Enfin, la plupart des études économiques utilisent le PIB comme indicateur pour mesurer les coûts et les avantages des changements climatiques. Le PIB est un indicateur de la richesse, mais il est incomplet. Parfois, les catastrophes peuvent le faire augmenter temporairement en raison de l’argent dépensé pour le nettoyage et la reprise des activités, mais ce n’est pas une bonne façon de faire croître notre économie. Le PIB ne tient pas compte non plus d’aspects importants du bien-être, comme la santé humaine, les écosystèmes et les traditions autochtones, qui seraient tous frappés par les catastrophes naturelles et d’autres effets des changements climatiques. De plus, les bienfaits économiques d’une croissance du PIB associée aux changements climatiques – s’il en existe – se feront probablement sentir chez ceux qui s’en sortent bien, alors que les populations défavorisées subiront les contrecoups.
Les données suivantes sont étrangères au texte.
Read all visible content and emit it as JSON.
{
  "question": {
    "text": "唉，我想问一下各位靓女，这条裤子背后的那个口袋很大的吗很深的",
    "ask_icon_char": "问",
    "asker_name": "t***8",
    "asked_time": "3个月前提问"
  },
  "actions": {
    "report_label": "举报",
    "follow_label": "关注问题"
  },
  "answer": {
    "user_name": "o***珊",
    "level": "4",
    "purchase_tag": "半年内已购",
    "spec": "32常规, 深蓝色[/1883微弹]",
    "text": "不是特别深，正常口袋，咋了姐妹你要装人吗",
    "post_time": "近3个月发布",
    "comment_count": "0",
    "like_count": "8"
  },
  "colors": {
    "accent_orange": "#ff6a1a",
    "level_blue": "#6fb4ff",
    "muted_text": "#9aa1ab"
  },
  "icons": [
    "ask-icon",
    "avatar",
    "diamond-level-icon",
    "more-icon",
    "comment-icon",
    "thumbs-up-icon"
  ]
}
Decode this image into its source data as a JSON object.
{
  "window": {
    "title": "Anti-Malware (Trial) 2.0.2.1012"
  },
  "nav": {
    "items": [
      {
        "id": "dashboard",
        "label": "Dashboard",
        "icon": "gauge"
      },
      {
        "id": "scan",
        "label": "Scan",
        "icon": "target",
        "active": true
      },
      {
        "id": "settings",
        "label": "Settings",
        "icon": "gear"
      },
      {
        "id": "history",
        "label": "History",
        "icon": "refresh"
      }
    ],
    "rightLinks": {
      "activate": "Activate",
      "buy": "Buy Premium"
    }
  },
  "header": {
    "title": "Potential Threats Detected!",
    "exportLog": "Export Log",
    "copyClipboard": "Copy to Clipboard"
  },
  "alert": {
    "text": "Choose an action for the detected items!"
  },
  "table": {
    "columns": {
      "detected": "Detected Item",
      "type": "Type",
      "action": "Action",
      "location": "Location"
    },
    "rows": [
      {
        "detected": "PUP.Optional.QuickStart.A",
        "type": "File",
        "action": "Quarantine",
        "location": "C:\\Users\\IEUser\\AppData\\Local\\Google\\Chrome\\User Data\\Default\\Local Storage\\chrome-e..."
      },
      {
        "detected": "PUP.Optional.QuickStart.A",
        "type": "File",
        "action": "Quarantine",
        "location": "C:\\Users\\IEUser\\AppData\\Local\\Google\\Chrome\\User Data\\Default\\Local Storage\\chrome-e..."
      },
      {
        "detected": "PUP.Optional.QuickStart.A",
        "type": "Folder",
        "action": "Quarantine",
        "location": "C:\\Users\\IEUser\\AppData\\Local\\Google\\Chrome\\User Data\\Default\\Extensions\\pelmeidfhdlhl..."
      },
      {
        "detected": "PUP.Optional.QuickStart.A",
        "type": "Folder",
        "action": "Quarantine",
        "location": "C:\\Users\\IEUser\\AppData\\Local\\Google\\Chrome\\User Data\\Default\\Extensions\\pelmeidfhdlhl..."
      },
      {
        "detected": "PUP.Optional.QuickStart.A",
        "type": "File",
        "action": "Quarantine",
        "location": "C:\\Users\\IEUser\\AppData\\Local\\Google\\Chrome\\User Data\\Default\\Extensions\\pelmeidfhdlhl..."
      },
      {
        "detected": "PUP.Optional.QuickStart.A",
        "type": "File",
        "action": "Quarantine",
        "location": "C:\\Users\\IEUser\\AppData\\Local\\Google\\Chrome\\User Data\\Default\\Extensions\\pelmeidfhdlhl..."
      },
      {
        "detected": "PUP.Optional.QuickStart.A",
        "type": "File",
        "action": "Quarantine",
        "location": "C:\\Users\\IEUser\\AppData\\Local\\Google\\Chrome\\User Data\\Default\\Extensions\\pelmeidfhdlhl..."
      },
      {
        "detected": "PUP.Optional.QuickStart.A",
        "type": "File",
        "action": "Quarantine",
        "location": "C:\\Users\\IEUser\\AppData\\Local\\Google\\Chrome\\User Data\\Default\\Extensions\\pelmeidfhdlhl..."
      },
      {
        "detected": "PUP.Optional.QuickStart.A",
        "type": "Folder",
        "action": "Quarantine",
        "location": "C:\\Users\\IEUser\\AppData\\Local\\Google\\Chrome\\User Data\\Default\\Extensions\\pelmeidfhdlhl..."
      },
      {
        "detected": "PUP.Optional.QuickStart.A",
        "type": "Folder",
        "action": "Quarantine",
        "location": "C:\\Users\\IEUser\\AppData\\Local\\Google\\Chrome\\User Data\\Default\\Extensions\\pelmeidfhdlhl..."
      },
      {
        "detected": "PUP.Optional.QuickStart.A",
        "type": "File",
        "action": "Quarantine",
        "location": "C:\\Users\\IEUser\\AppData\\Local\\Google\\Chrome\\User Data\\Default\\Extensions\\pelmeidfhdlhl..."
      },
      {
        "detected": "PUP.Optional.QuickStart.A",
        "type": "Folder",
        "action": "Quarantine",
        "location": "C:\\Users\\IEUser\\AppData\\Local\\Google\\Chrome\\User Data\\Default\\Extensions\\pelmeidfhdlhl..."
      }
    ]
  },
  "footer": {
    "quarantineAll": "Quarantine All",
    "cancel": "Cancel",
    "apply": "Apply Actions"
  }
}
Les avantages ne suffiront pas
Plus de régions et de secteurs au pays seront touchés par les effets néfastes des changements climatiques que par leurs bienfaits, et ce, même si certains des bienfaits prévus se concrétisent. Le Canada sera peut-être moins durement frappé par les changements climatiques que d’autres pays, mais ce n’est pas une raison pour cesser la réduction des émissions et l’adaptation au climat en évolution.
Comment avoir une vision plus nuancée (et plus juste) de l’avenir du Canada? Il faudrait d’abord élaborer de meilleures méthodes pour comprendre les effets des changements climatiques sur le pays. De meilleures données, propres au lieu géographique, pourront aider le Canada à éviter complètement certains de ces coûts, et à se préparer à ceux qui sont inévitables. Notre rapport, La pointe de l’iceberg, présente une introduction aux coûts connus et inconnus des changements climatiques au Canada. Les prochains rapports se pencheront davantage sur ces coûts, notamment sur ceux associés à la santé, à l’infrastructure, au Nord et à l’économie nationale.